Frankreichs Staatsfinanzen in der Krise: Politische Lähmung und drohende Steuererhöhungen
Frankreichs Staatsfinanzen stehen vor einer ernsten Herausforderung. Fast zwei Monate nach der Parlamentswahl hat Präsident Emmanuel Macron noch immer keinen neuen Premierminister ernannt. Diese politische Lähmung führt zu erheblichen Verzögerungen bei den Haushaltsverhandlungen und könnte weitreichende Folgen für die zweitgrößte Volkswirtschaft der EU haben.
Verzögerte Haushaltsverhandlungen
Die derzeit geschäftsführend amtierenden Minister sind seit Mitte Juli im Amt, was die Gesetzgebung praktisch zum Stillstand gebracht hat. Dies hat insbesondere Auswirkungen auf die Haushaltsverhandlungen, die dem regulären Zeitplan hinterherhinken. Der geschäftsführende Premierminister Gabriel Attal teilte den Ressorts erst in der zweiten Augusthälfte die Ausgabenobergrenzen mit, ein Monat später als üblich.
Die Mitglieder der Finanzausschüsse in der Nationalversammlung und im Senat warteten bis Anfang dieser Woche auf Eckdaten, die normalerweise Mitte Juli vom Finanzministerium verschickt werden. Die gesetzlich vorgegebene Frist zur Übermittlung des Gesetzentwurfs für den neuen Haushalt droht überschritten zu werden, was die Haushaltsdebatten weiter verzögern könnte.
Erhebliche wirtschaftliche Herausforderungen
Die wirtschaftliche Lage Frankreichs verschärft die Situation zusätzlich. Die Konjunktur schwächelt und die Steuereinnahmen bleiben hinter den Erwartungen zurück. Laut Dokumenten des Finanzministeriums, die an die Parlamentarier verschickt wurden, ist das Haushaltsdefizit auf 5,6 Prozent gestiegen, nachdem der Zielwert erst im Frühjahr von 4,4 auf 5,1 Prozent korrigiert wurde. Dies ist auf geringere Steuereinnahmen und einen schnellen Anstieg der Ausgaben der Gebietskörperschaften zurückzuführen.

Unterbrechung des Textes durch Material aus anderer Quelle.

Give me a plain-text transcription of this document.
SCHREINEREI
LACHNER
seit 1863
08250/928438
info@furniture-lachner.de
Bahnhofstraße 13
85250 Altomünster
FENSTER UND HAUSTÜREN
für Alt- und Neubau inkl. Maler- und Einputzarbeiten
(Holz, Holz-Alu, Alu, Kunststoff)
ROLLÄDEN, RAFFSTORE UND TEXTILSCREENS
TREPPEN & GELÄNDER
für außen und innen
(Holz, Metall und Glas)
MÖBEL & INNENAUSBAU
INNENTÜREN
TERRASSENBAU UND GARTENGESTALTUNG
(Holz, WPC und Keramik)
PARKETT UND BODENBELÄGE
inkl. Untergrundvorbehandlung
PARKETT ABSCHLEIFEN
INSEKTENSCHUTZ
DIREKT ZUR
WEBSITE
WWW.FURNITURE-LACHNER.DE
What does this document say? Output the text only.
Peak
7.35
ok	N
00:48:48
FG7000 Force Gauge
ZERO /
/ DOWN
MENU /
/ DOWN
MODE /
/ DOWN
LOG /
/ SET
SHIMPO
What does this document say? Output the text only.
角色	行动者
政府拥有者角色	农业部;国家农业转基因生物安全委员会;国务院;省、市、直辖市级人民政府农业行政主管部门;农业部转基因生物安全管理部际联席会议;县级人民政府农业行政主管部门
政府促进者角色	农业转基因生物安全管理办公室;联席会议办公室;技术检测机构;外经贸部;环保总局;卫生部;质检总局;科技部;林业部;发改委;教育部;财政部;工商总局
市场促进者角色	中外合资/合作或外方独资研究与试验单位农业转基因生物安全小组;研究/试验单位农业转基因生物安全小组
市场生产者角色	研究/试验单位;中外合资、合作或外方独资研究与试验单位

Die Aussichten für die kommenden Jahre sind düster. Im Jahr 2025 könnte das Defizit auf 6,2 Prozent steigen, was weit entfernt von den 3 Prozent liegt, die die europäischen Verträge vorsehen. Diese Entwicklung könnte die französischen Staatsfinanzen weiter destabilisieren und die Attraktivität des Standorts Frankreich für Investoren mindern.
Steuererhöhungen als mögliche Lösung
Um die Neuverschuldung in den Griff zu bekommen, wird die künftige Regierung um Steuererhöhungen kaum herumkommen. Macron hat dies bislang abgelehnt, aber Vertreter der linken Parteien drängen auf eine Wiedereinführung der Vermögensteuer und eine höhere Körperschaftsteuer. Dies wäre eine finanzpolitische Kehrtwende, nachdem Macron in den vergangenen Jahren die Steuerlast für Unternehmen reduziert hat.
Internationale Beobachtung und Investorenvertrauen
Die politische Unsicherheit und die drohenden Steuererhöhungen beunruhigen auch internationale Beobachter und Investoren. Der Renditeabstand zwischen deutschen und französischen Papieren mit zehnjähriger Laufzeit ist seit der Parlamentsauflösung im Juni erheblich gestiegen. Die großen Ratingagenturen haben bereits Warnungen ausgesprochen, dass die politische Unsicherheit negative Auswirkungen auf die Investitionen der Haushalte und Unternehmen haben könnte.
Die EU-Kommission hat im Juni ein Defizitverfahren gegen Frankreich eröffnet, und bis zum 20. September muss Paris seine mittelfristige Finanzplanung nach Brüssel schicken. Angesichts der fehlenden Regierung und der unsicheren Haushaltsentwicklung dürften diese Zahlen jedoch wenig aussagekräftig sein.
Insgesamt steht Frankreich vor einer ernsten finanziellen und politischen Krise, die weitreichende Konsequenzen für die Stabilität der Eurozone haben könnte. Es bleibt abzuwarten, wie die künftige Regierung diese Herausforderungen meistern wird.